Skom was most widely known for her three literary mysteries: “The Mark Twain Murders,” “The George Eliot Murders” and “The Charles Dickens Murders.” In 1990, “The Mark Twain Murders” was nominated for an Agatha Award, a MacCavity Award and an Anthony Award.  

Published between 1989 and 1998, her books all have a 19th-century literature theme and feature amateur sleuth Professor Beth Austen. They take place at the fictional "Midwestern University.”

At Northwestern, Skom offered introductory, intermediate and advanced expository writing courses and a popular freshman seminar on mysteries and thrillers.

She had high expectations for her students and worked hard to help them succeed.  

“My freshman seminar with Edith Skom taught me more in one quarter than I had learned in four years of high school English,” said Northwestern alum Karen Russell, whose first novel was nominated for the Pulitzer Prize in fiction.

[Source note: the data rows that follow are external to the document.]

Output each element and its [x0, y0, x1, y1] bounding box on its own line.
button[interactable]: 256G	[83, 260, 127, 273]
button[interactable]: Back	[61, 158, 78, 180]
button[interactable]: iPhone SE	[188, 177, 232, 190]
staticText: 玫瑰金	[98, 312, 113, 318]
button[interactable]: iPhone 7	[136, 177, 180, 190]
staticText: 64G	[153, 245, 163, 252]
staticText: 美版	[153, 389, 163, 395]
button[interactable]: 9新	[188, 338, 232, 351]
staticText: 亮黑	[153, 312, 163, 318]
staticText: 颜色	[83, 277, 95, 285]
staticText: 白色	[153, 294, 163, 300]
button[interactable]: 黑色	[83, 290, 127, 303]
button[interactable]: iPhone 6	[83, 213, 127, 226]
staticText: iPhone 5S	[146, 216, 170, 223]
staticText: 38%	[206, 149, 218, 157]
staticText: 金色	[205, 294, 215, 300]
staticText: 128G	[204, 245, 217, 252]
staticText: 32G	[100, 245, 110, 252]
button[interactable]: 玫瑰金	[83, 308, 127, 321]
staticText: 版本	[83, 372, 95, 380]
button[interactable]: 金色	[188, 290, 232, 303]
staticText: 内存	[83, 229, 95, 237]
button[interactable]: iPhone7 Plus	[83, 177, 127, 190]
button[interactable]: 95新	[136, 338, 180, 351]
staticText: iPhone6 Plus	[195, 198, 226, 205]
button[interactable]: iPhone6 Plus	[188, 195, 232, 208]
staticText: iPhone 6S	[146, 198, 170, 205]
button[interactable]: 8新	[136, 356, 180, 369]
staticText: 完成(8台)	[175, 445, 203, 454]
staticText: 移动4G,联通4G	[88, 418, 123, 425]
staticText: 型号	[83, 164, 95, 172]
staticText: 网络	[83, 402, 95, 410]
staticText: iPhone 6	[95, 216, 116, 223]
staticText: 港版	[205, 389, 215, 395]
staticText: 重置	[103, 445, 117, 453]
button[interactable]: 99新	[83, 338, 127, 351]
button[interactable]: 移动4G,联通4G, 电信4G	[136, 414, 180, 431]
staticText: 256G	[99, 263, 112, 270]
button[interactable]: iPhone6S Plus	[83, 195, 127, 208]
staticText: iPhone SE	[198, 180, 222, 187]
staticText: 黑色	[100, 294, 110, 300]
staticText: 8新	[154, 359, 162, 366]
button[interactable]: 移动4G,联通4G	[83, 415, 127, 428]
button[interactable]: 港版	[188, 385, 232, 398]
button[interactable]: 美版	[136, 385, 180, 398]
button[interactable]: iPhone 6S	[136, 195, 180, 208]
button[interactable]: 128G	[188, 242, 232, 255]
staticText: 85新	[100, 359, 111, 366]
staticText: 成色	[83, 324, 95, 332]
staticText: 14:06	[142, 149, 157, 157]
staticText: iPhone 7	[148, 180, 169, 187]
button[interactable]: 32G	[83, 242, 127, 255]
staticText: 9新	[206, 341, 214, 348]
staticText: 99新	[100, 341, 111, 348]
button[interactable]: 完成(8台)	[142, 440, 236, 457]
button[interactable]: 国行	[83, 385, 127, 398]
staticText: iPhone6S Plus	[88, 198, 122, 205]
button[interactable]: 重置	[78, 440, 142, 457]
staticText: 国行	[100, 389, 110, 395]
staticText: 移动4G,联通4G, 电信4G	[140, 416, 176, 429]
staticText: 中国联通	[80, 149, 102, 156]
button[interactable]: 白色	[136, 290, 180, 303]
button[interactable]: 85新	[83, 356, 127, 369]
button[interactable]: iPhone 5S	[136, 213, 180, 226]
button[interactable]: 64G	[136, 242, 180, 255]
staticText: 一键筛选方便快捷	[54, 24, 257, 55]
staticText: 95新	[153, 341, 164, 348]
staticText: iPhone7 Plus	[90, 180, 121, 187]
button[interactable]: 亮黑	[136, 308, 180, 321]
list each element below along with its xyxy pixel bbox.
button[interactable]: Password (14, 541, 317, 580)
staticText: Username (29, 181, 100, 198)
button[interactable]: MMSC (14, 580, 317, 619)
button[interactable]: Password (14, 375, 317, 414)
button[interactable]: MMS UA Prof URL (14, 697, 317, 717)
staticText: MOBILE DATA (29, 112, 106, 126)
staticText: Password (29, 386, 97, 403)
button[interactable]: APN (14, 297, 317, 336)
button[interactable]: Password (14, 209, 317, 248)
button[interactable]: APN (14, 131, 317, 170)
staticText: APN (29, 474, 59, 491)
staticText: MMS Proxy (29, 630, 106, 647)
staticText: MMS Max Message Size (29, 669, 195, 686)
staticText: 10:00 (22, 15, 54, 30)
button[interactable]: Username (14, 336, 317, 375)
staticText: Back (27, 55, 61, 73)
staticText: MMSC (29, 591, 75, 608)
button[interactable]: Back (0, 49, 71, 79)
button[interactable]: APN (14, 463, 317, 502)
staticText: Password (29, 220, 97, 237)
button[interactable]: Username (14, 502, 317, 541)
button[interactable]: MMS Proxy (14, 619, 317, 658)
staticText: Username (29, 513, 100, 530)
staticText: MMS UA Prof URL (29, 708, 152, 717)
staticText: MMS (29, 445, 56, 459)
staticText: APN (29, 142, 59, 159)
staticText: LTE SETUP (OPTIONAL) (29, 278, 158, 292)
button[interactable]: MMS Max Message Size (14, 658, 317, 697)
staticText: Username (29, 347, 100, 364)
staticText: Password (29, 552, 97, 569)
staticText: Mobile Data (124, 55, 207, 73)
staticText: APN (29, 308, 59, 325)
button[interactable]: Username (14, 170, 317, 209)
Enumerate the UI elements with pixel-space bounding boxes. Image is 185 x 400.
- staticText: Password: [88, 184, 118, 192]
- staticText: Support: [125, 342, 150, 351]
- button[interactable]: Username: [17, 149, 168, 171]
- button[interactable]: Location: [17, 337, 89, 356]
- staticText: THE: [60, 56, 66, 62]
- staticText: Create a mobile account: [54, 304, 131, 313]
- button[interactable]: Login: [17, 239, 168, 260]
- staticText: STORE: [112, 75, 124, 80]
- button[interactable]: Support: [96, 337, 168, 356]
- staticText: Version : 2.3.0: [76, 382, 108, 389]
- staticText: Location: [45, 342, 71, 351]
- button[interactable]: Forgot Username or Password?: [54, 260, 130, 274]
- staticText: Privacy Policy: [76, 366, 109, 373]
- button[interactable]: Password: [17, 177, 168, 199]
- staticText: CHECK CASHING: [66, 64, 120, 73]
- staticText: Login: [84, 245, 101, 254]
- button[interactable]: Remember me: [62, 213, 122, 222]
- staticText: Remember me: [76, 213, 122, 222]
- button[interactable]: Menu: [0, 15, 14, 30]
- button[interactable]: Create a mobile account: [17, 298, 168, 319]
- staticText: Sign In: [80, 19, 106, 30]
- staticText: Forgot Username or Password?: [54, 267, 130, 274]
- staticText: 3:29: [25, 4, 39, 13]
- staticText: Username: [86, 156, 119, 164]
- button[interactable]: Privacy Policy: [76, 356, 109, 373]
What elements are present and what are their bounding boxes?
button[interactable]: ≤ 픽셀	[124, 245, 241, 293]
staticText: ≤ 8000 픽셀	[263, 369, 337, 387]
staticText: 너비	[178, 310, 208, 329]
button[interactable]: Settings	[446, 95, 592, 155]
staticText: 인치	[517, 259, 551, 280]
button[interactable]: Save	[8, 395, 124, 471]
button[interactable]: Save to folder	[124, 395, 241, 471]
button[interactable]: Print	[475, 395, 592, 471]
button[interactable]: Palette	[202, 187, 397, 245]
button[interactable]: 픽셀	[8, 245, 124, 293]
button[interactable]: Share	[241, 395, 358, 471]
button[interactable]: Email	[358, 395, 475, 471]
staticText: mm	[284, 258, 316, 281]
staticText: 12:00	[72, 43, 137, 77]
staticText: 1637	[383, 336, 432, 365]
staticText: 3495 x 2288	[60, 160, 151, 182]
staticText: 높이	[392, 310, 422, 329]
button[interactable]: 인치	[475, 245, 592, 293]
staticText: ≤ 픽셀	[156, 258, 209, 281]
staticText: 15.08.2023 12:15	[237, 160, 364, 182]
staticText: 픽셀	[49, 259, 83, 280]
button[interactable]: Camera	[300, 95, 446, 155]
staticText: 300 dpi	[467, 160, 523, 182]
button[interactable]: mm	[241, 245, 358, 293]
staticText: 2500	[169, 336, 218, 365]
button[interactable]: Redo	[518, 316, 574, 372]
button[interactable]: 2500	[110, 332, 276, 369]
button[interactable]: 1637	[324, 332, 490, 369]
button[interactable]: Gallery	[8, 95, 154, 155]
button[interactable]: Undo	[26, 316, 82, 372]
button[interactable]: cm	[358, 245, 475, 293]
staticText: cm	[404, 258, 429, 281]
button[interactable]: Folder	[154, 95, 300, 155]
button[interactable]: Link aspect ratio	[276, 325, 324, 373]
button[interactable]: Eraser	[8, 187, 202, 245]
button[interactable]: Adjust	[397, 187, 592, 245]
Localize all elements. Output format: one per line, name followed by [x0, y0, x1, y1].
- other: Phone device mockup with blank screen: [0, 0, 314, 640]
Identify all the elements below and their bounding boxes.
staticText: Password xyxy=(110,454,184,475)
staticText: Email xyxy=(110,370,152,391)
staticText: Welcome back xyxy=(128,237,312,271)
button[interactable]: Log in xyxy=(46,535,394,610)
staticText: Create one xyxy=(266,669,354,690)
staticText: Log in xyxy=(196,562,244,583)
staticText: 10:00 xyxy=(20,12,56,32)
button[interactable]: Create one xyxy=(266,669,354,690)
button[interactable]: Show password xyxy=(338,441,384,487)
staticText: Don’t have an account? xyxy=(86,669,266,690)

Skom earned a B.A. in English at the University of Chicago and both an M.A. and a Ph.D. in English at Northwestern. Her literary scholarship on anonymous book reviewing in the 19th century drew considerable interest from fellow scholars.

Based on her excellent teaching and her steady commitment to her work in such service roles as longtime chair of the Writing Program essay awards committee, she earned promotions from lecturer to senior lecturer and, eventually, to Distinguished Senior Lecturer.

Survivors include husband Joseph Skom, retired professor of clinical medicine at Northwestern University Feinberg School of Medicine, daughter Harriet Meyer and three grandchildren.

A memorial service will be held at noon Tuesday at Chicago Jewish Funerals, Skokie Chapel, 8851 Skokie Blvd. in Skokie.

Memorial gifts may be made to The Ark, 6450 North California Ave., Chicago.